Webhooks

Send event data to any HTTPS endpoint with signed payloads and automatic retries. Webhooks let you integrate AppFunnel with your own backend, data warehouse, or any service that accepts HTTP requests.

Setup

Navigate to Settings > Integrations > Webhook in your project.

1. Webhook URL: The HTTPS endpoint that will receive event payloads (e.g., https://api.yourapp.com/webhooks/appfunnel).
2. Signing Secret: A secret string used to sign payloads. AppFunnel generates one for you, or you can provide your own. This is required.
3. Event Selection: Choose which events to subscribe to, or subscribe to all events.
4. Custom Headers (optional): Add custom HTTP headers that will be included in every request (e.g., Authorization: Bearer your-token).

Insert image: The Webhook integration settings page showing the Webhook URL input, Signing Secret field, event selection checkboxes, and Custom Headers section

Payload Format

Every webhook delivery sends a JSON payload with this structure:

{
  "eventId": "V1StGXR8_Z5jdHi6B-myT",
  "event": "purchase.complete",
  "timestamp": "2026-03-10T12:00:00.000Z",
  "project": "proj_abc123",
  "data": {
    "email": "user@example.com",
    "amount": 2999,
    "currency": "USD",
    "subscriptionId": "sub_xyz789"
  }
}

The data field contains event-specific information. Its shape varies by event type.

Headers

Every webhook request includes the following headers:

Any custom headers you configured are also included.

Verifying Webhook Signatures

Every webhook request is signed using your signing secret. You should verify the signature before processing the payload to ensure the request is authentic.

Algorithm

1. Read the raw request body as bytes.

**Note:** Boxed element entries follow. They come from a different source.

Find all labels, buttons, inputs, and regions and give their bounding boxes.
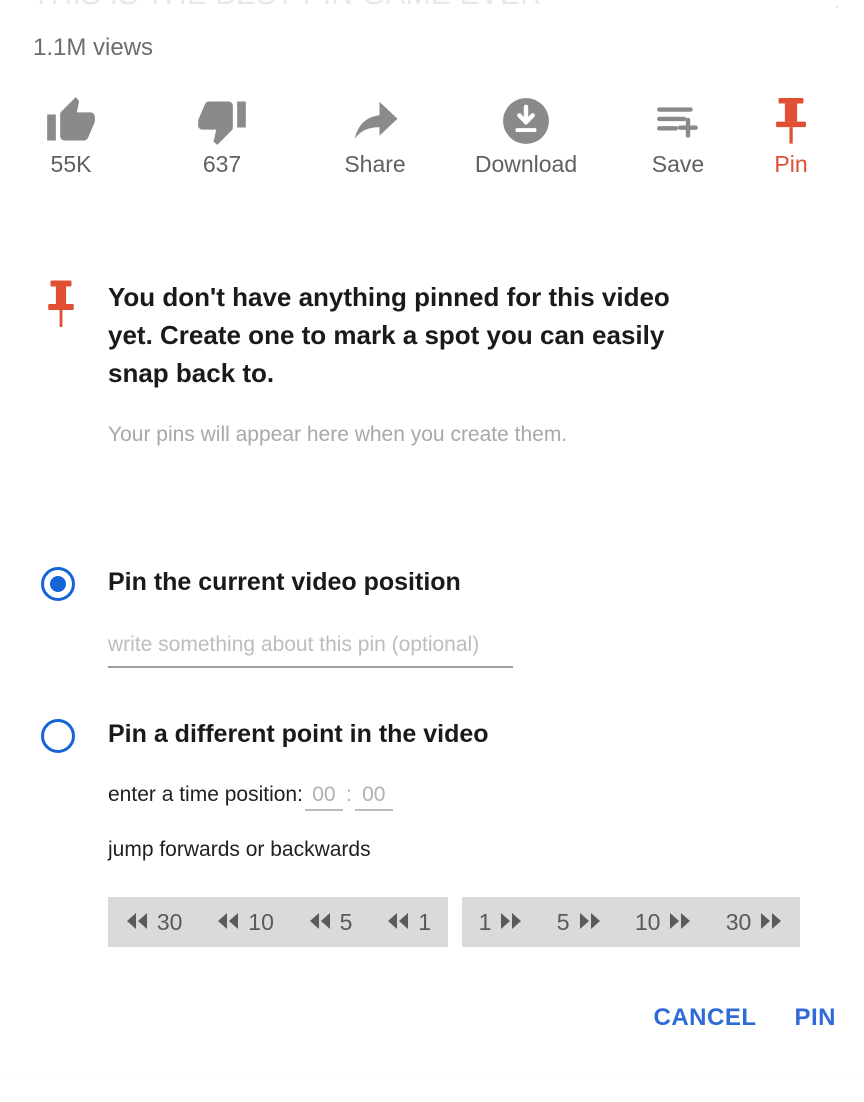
jump-back-5-button[interactable]: 5 — [304, 909, 357, 936]
jump-back-1-label: 1 — [418, 908, 432, 935]
jump-back-30-label: 30 — [156, 908, 183, 935]
radio-pin-current-position[interactable] — [41, 567, 75, 601]
jump-forward-5-button[interactable]: 5 — [553, 909, 606, 936]
pin-confirm-button[interactable]: PIN — [794, 1004, 836, 1032]
pin-icon — [736, 92, 846, 150]
pin-note-input[interactable] — [108, 630, 513, 668]
jump-forward-30-label: 30 — [725, 908, 752, 935]
empty-state-pin-icon — [44, 280, 78, 337]
fast-forward-icon — [578, 909, 602, 936]
cancel-button[interactable]: CANCEL — [653, 1004, 756, 1032]
jump-back-10-button[interactable]: 10 — [212, 909, 278, 936]
download-label: Download — [474, 151, 578, 177]
pin-button[interactable]: Pin — [736, 92, 846, 196]
overflow-menu-icon[interactable]: ⋮ — [826, 0, 850, 12]
save-button[interactable]: Save — [623, 92, 733, 196]
jump-caption: jump forwards or backwards — [108, 838, 371, 861]
jump-back-5-label: 5 — [339, 908, 353, 935]
rewind-icon — [125, 909, 149, 936]
jump-forward-group: 1 5 10 30 — [462, 897, 800, 947]
time-seconds-input[interactable] — [354, 783, 393, 811]
rewind-icon — [386, 909, 410, 936]
jump-backward-group: 30 10 5 1 — [108, 897, 448, 947]
video-title: THIS IS THE BEST PIN GAME EVER — [32, 0, 822, 12]
jump-forward-30-button[interactable]: 30 — [722, 909, 788, 936]
like-count: 55K — [50, 151, 92, 177]
empty-state-title: You don't have anything pinned for this … — [108, 282, 670, 388]
time-separator: : — [345, 783, 352, 806]
dialog-footer: CANCEL PIN — [653, 1004, 836, 1032]
save-label: Save — [651, 151, 705, 177]
time-minutes-input[interactable] — [304, 783, 343, 811]
jump-forward-10-label: 10 — [634, 908, 661, 935]
radio-selected-dot — [50, 576, 66, 592]
fast-forward-icon — [759, 909, 783, 936]
jump-back-1-button[interactable]: 1 — [382, 909, 435, 936]
radio-pin-different-point[interactable] — [41, 719, 75, 753]
rewind-icon — [308, 909, 332, 936]
pin-label: Pin — [774, 151, 808, 177]
fast-forward-icon — [668, 909, 692, 936]
jump-forward-1-button[interactable]: 1 — [475, 909, 528, 936]
thumb-down-icon — [167, 92, 277, 150]
share-label: Share — [344, 151, 406, 177]
action-bar: 55K 637 Share Download Save Pin — [0, 92, 864, 196]
jump-forward-10-button[interactable]: 10 — [631, 909, 697, 936]
bottom-divider — [0, 1074, 864, 1075]
jump-forward-5-label: 5 — [556, 908, 570, 935]
download-button[interactable]: Download — [471, 92, 581, 196]
like-button[interactable]: 55K — [16, 92, 126, 196]
label-pin-different-point: Pin a different point in the video — [108, 720, 489, 748]
jump-forward-1-label: 1 — [478, 908, 492, 935]
empty-state-subtitle: Your pins will appear here when you crea… — [108, 423, 568, 446]
jump-back-10-label: 10 — [248, 908, 274, 935]
time-position-label: enter a time position: — [108, 783, 303, 806]
jump-back-30-button[interactable]: 30 — [121, 909, 187, 936]
share-icon — [320, 92, 430, 150]
save-icon — [623, 92, 733, 150]
pin-dialog-page: THIS IS THE BEST PIN GAME EVER ⋮ 1.1M vi… — [0, 0, 864, 1102]
fast-forward-icon — [499, 909, 523, 936]
view-count: 1.1M views — [33, 34, 154, 61]
download-icon — [471, 92, 581, 150]
thumb-up-icon — [16, 92, 126, 150]
dislike-button[interactable]: 637 — [167, 92, 277, 196]
label-pin-current-position: Pin the current video position — [108, 568, 461, 596]
rewind-icon — [216, 909, 240, 936]
time-position-row: enter a time position: : — [108, 783, 395, 811]
dislike-count: 637 — [202, 151, 242, 177]
share-button[interactable]: Share — [320, 92, 430, 196]
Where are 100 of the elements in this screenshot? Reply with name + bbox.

Do not parse JSON first.
2. Compute HMAC-SHA256 of the raw body using your signing secret as the key.
3. Hex-encode the result.
4. Compare with the X-Appfunnel-Signature header using a constant-time comparison function.

Node.js Example

const crypto = require('crypto');
 
function verifySignature(rawBody, signature, secret) {
  const expected = crypto
    .createHmac('sha256', secret)
    .update(rawBody)
    .digest('hex');
  return crypto.timingSafeEqual(
    Buffer.from(signature),
    Buffer.from(expected)
  );
}
 
// Express handler (use express.raw() to get the raw body)
app.post('/webhook', express.raw({ type: 'application/json' }), (req, res) => {
  const signature = req.headers['x-appfunnel-signature'];
  if (!verifySignature(req.body, signature, process.env.WEBHOOK_SECRET)) {
    return res.status(401).send('Invalid signature');
  }
 
  const event = JSON.parse(req.body);
  // Handle event...
  res.status(200).send('OK');
});

Python Example

import hmac
import hashlib
 
def verify_signature(raw_body: bytes, signature: str, secret: str) -> bool:
    expected = hmac.new(
        secret.encode(), raw_body, hashlib.sha256
    ).hexdigest()
    return hmac.compare_digest(signature, expected)

Retry Policy

If your endpoint does not return a 2xx status code, AppFunnel will retry the delivery:

• 3 total attempts (1 initial + 2 retries)
• Exponential backoff with a 5-second base delay (5s, 10s, 20s)
• After 3 consecutive failures across all events, the webhook integration is automatically disabled via the circuit breaker and project members are notified by email

Return a 200 response as quickly as possible. Process the event asynchronously in your own system if the work is expensive.

Testing

When you save the webhook configuration, AppFunnel sends a test.ping event to your endpoint to verify connectivity. The test payload looks like:

{
  "eventId": "test_ping",
  "event": "test.ping",
  "timestamp": "2026-03-10T12:00:00.000Z",
  "project": "test",
  "data": { "test": true }
}

If your endpoint does not return 2xx within 5 seconds, the validation fails and the integration cannot be saved.